Эта “процедура разлучения” продолжалась и после смерти Ахматовой. Наталья Викторовна Гумилёва вспоминала, что “он (Лев. - С. К.) на свои деньги организовал похороны матери, получил разрешение в церковных верхах и заказал панихиду по православному обряду (в те годы это было нечто немыслимое, это было целое событие для тогдашней интеллигенции!), заказал надгробие, кованый крест и мраморный барельеф для кладбища в Комарове. Ни Союз писателей, ни городские власти, ни тем более те, кто неплохо поживился на архивах двух поэтов, не дали ни копейки на всё это… Барельеф Льву очень понравился, его гипсовая копия всегда висела у нас в комнате. А вот свинцовый голубь (олицетворение Святого Духа), который… как бы присел на металлический крест, к сожалению, был похищен с могилы какими-то вандалами…” Один из вандалов - Анатолий Найман - с гордостью вспоминал потом о своей акции “выкорчёвывания креста”: “Однажды зимой мы с Бродским поехали на могилу Ахматовой, ещё достаточно свежую. Мы увидели над ней новый крест, махину, огромный, металлический, той фактуры и того художественного исполнения, которые царили тогда во вкусах, насаждаемых журналом “Юность” и молодёжным кафе (по логике автора, надо понимать, что такие же вкусы были присущи псковскому архитектору и реставратору В. П. Смирнову, ленинградскому скульптору А. А. Игнатьеву и самому Льву Николаевичу Гумилёву. - С. К.). К одной из поперечин был привинчен грубый муляж голубки из дешёвого блестящего свинца или цинка. Рядом валялся деревянный крест, простой, соразмерный, стоявший на могиле со дня похорон. Потом выяснилось, что новый сделан по заказу Льва Николаевича Гумилёва в псковских мастерских народного промысла, но в ту минуту для нас, помнящих её живую неизмеримо острее, чем мёртвую, и в с ё е щ ё п р и н а д л е ж а щ у ю н а м, а н е с м е р т и, р о д с т в у и ч ь и м б ы т о н и б ы л о э с т е т и ч е с к и- р е л и г и о з н ы м п р и н ц и п а м (выделено мной. - С. К.), это было оскорбительно и невозможно, как ослепляющая зрение пощёчина. И мы принялись выдирать новый, чтобы поставить старый. Земля была промёрзшая, крест вкопан глубоко, ничего у нас не получилось. С кладбища мы отправились на дачу к Жирмунскому. Рассказали. Он встал с кресла, широко перекрестился и сказал торжественно: “Какое счастье! Два еврея вырывают православный крест из могилы - вы понимаете, что это значит?”

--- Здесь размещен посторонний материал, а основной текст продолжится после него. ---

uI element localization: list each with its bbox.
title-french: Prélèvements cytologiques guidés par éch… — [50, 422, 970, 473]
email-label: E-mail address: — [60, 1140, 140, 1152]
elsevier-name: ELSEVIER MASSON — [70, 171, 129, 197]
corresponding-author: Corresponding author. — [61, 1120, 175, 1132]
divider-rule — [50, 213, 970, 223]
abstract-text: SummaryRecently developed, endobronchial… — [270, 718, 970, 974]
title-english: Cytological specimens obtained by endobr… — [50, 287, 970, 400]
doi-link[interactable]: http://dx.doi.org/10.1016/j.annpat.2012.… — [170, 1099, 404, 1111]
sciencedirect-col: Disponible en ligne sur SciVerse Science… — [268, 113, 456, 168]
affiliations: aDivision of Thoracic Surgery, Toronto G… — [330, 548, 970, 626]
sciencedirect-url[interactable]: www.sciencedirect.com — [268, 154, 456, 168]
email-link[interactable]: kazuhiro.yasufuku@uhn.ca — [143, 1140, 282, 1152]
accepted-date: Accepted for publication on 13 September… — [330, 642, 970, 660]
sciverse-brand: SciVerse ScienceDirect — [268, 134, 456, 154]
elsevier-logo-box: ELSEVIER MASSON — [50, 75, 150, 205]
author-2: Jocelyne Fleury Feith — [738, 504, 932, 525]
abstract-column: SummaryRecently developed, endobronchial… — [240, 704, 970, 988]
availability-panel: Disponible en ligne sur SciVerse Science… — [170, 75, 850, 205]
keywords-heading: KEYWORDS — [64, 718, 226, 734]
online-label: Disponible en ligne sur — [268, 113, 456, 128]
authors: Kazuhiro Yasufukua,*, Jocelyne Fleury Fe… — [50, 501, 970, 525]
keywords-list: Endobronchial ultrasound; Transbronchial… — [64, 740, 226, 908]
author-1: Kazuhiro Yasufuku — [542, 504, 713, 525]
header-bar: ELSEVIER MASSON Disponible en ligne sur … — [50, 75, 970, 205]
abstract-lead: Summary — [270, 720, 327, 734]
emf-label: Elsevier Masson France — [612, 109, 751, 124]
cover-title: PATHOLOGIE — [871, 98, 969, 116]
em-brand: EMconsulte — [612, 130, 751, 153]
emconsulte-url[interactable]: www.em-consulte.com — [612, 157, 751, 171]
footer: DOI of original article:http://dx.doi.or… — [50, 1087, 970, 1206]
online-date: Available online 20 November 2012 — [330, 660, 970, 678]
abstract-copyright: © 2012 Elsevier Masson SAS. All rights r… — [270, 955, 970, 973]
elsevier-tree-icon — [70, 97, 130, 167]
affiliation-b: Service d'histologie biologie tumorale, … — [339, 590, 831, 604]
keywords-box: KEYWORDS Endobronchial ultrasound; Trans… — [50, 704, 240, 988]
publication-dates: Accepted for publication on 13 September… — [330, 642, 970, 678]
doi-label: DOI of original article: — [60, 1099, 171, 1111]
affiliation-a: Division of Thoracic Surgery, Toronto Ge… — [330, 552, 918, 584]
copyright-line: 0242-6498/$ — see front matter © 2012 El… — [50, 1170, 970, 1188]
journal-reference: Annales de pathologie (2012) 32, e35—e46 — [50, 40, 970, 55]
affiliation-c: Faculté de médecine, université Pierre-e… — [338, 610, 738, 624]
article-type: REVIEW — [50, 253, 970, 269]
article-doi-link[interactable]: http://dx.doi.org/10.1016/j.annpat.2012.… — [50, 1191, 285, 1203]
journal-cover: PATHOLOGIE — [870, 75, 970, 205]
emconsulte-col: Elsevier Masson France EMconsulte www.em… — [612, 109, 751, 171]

Жаль, что при чтении этого замечательного пассажа нельзя услышать голоса Виктора Максимовича Жирмунского, его “торжественную” интонацию, с которой он произносил эти слова.
Но вернёмся к “Запискам” Чуковской, которая 1 января 1962 года навестила Анну Ахматову в ленинградской больнице в Гавани.
“Я поздравила Анну Андреевну с Лёвиной диссертацией, передала ей - со слов Оксмана, - что Конрад считает его великим учёным.